Your daily otters Captain Aty and Ui in Otter Life.
CZEdwards
@Barbara: 100th Meridian, if I get a say in it. That’s where the rainfall drops off.
West of the 100th, bison do fine, and the shortgrass prairies between the Continental Divide and the 100th are the creation of bison-enabled evolution.
But cattle aren’t bison, and it shows.
Ksmiami
@Roger Moore: the Mississippi River would like a word…
@Bill: My huge Dallas yard is au natural with an herb garden, milk weed , wildflowers and nut trees, plus a hearty native grass. I do nothing but trim and compost the soil. No pesticides etc and just let it rip. Despite an insane summer of heat, critters, plants and bugs are healthy and the herb garden has become a nursery for mini geckos. And when we had 11 inches of rain all at once, I had no flooding or anything. We can all do our part by giving nature space.
StringOnAStick
@TaMara: How about a post about regenerative agriculture? Polyface Farm is mentioned in Michael Pollan’s Ominvore’s Dilemma and there’s the recent film Kiss the Ground too.
TriassicSands
Millions of years of evolution haven’t helped much with human beings. Of course, if by “good at what they do” means trash the planet and ignore reality, then, yes, maybe human beings are good at what they do.
Alison Rose 💙🌻💛
@mrmoshpotato: Thank God, no. Especially since I work from home in a shitty apartment and needed my AC running basically all day.
middlelee
@Spanky: Oh that’s lovely. And White is another of my favorite writers. Can you tell I’m really, really old?
Central Planning
@Omnes Omnibus: “Thanks, I just had it stuffed”
Ksmiami
@TriassicSands: our brains are too big for this planet
Jeffery
I recently discovered permaculture videos on YouTube. That led to finding out about P. A. Yeomans and his Keyline ideas. This is a link to Yeomans videos about using the contour of the land to collect and store water for a year round supply.

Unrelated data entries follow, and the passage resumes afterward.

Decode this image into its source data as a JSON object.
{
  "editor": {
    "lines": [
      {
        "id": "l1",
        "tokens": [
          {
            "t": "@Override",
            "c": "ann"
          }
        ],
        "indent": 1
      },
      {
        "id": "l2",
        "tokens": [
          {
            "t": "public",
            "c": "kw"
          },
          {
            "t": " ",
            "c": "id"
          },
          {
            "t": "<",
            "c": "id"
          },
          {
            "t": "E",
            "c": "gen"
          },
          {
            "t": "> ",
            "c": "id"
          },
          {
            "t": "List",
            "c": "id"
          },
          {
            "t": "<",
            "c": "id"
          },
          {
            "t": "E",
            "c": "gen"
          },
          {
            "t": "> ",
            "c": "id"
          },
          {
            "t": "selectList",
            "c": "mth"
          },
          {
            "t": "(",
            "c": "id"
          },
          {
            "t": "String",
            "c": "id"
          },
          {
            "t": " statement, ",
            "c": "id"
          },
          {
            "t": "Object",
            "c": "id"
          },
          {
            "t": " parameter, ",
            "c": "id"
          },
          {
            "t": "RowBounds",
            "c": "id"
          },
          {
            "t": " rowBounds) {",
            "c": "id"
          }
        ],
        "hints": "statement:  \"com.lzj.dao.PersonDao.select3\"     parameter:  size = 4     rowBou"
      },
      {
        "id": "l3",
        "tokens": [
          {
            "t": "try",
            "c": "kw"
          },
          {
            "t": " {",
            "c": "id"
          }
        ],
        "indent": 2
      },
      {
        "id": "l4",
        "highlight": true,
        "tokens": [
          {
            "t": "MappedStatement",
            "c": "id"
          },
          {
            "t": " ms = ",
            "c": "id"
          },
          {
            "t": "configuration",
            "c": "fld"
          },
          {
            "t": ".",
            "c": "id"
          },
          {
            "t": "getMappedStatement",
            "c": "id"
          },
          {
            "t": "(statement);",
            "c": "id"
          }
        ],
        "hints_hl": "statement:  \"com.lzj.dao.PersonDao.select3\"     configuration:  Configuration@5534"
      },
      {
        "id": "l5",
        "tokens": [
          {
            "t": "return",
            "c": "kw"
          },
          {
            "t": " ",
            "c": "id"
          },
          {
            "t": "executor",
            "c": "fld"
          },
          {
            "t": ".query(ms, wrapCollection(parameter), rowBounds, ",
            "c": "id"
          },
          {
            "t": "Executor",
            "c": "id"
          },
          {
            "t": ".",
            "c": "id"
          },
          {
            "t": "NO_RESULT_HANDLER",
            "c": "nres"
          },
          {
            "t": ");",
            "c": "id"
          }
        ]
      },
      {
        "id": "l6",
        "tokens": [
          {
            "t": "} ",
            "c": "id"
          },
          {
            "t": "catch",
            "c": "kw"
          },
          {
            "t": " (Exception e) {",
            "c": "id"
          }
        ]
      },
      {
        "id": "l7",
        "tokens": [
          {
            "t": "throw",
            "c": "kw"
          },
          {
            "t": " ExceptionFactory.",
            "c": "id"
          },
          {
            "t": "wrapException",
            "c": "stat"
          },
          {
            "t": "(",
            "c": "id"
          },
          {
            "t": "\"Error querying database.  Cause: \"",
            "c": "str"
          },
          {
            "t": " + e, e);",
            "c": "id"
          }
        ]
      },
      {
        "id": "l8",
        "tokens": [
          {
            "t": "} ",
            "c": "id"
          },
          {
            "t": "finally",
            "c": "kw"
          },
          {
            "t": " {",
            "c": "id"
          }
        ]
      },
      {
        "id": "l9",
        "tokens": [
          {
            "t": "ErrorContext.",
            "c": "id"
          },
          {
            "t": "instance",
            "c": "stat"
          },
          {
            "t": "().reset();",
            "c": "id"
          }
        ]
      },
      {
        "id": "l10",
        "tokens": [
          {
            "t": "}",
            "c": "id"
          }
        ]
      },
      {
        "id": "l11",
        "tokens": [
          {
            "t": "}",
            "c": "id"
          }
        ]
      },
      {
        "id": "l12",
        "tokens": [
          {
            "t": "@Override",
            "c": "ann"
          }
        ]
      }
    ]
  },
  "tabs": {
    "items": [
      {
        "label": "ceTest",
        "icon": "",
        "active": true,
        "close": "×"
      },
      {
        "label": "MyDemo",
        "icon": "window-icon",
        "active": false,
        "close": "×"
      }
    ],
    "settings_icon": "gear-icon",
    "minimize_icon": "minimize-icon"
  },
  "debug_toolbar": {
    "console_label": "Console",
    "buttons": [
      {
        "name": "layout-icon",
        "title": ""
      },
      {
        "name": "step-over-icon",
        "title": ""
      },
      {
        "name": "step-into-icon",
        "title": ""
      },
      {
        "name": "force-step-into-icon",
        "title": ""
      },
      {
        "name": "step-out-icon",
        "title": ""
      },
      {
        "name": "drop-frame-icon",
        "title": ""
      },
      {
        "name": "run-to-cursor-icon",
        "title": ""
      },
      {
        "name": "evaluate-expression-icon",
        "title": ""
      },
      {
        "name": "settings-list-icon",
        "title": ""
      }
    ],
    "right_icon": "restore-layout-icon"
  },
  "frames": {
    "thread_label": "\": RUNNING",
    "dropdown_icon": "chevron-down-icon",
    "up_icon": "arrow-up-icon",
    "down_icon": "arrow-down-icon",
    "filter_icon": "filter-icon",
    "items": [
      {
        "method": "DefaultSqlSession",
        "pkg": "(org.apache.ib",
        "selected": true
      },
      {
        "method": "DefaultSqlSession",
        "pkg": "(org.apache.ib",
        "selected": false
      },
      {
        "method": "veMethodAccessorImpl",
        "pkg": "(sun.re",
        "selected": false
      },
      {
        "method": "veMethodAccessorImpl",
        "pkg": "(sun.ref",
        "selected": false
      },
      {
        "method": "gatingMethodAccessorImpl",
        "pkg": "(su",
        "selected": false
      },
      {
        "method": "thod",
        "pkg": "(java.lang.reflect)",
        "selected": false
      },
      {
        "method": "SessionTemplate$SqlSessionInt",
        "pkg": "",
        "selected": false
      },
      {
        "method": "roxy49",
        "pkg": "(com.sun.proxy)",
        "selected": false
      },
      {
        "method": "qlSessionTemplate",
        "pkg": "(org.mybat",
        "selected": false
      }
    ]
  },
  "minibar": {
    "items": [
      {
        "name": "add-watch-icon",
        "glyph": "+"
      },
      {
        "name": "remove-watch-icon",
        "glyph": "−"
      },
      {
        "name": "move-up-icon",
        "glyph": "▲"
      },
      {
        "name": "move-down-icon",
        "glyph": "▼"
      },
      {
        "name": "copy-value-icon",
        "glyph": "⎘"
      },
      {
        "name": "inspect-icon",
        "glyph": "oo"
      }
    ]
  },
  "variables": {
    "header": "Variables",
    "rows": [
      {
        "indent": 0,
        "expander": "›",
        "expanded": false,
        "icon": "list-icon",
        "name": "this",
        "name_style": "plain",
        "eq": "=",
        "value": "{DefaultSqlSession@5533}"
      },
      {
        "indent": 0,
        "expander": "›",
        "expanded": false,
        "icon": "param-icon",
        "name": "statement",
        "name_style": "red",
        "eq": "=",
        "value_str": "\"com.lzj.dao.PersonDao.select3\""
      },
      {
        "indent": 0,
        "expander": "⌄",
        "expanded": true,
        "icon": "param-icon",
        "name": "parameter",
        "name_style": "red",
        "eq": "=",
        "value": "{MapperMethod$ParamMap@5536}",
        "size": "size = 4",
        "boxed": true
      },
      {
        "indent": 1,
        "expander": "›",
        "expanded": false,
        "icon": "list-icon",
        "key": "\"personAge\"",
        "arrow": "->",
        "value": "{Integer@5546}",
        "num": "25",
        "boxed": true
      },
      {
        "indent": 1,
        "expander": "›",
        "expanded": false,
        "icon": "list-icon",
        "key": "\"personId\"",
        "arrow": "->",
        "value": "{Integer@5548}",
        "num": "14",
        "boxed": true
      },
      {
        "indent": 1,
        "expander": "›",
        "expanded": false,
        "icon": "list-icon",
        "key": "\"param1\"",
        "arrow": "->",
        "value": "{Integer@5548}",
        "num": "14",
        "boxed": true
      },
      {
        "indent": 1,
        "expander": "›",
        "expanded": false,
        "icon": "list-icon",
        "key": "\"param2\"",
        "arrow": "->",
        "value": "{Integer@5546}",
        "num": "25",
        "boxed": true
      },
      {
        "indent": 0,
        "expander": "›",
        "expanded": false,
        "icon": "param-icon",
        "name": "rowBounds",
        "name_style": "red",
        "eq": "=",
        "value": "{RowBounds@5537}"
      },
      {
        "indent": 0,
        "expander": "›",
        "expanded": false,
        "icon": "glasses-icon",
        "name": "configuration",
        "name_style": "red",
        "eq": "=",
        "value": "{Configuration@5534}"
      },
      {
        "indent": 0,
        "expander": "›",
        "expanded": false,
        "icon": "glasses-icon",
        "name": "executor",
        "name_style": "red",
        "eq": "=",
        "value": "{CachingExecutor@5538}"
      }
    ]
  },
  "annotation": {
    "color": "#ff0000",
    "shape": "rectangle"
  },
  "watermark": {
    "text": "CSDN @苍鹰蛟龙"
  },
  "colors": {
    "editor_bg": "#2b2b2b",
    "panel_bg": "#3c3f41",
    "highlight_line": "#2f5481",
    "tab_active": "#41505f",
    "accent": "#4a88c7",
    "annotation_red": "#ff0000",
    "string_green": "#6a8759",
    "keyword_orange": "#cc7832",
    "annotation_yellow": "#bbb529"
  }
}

https://rainwaterrunoff.com/p-a-yeomans/
He also came up with a keying plow. Rather than till the soil over it break it up deep underground to allow water to get further down into the soil layers that encourages root to go deeper into the ground pulling more water further down into the soil.
J R in WV
And revisiting this thread late at night, I recall back when we lived in Beckley, V near the New River before it was a park. there were beavers who instead of building lodges of tree debris, dug dens in the solid dirt banks of the river, which was way too big water for a beaver dam to work.
Saw lots of them.
Raleigh County is one area that has many streams running out of the county, but none running into the county, as the geology won’t allow water to run uphill. So many streams are tiny up near their heads. New River runs along the east side of Raleigh County. Love beavers!
Matt Smith
In Cuba, all the urban farms have caught on to the idea of planting a row of certain flowers and similar methods.
They had to master these techniques because when the USSR collapsed, suddenly Cuba didn’t get any chemical pesticides or fertilizers. So they learned how to do it all naturally. There’s so much we could do naturally if were our mindset.
Also, Cubans don’t understand that for us, organic produce is a premium product. They’d probably be happier if they had pesticides and fertilizers again.
SteverinoCT
Along Rt 11 in CT, the Eight-Mile River watershed, is a pond with a beaver lodge. In the before times, my commute took me past it. Something happened and it was abandoned. I assume the state did a relocation. The lodge is decaying, but taking a good long time about it. More wildlife: couple coyotes crossed the road before me right in town; there are scattered bits of woods here and there where they hang out.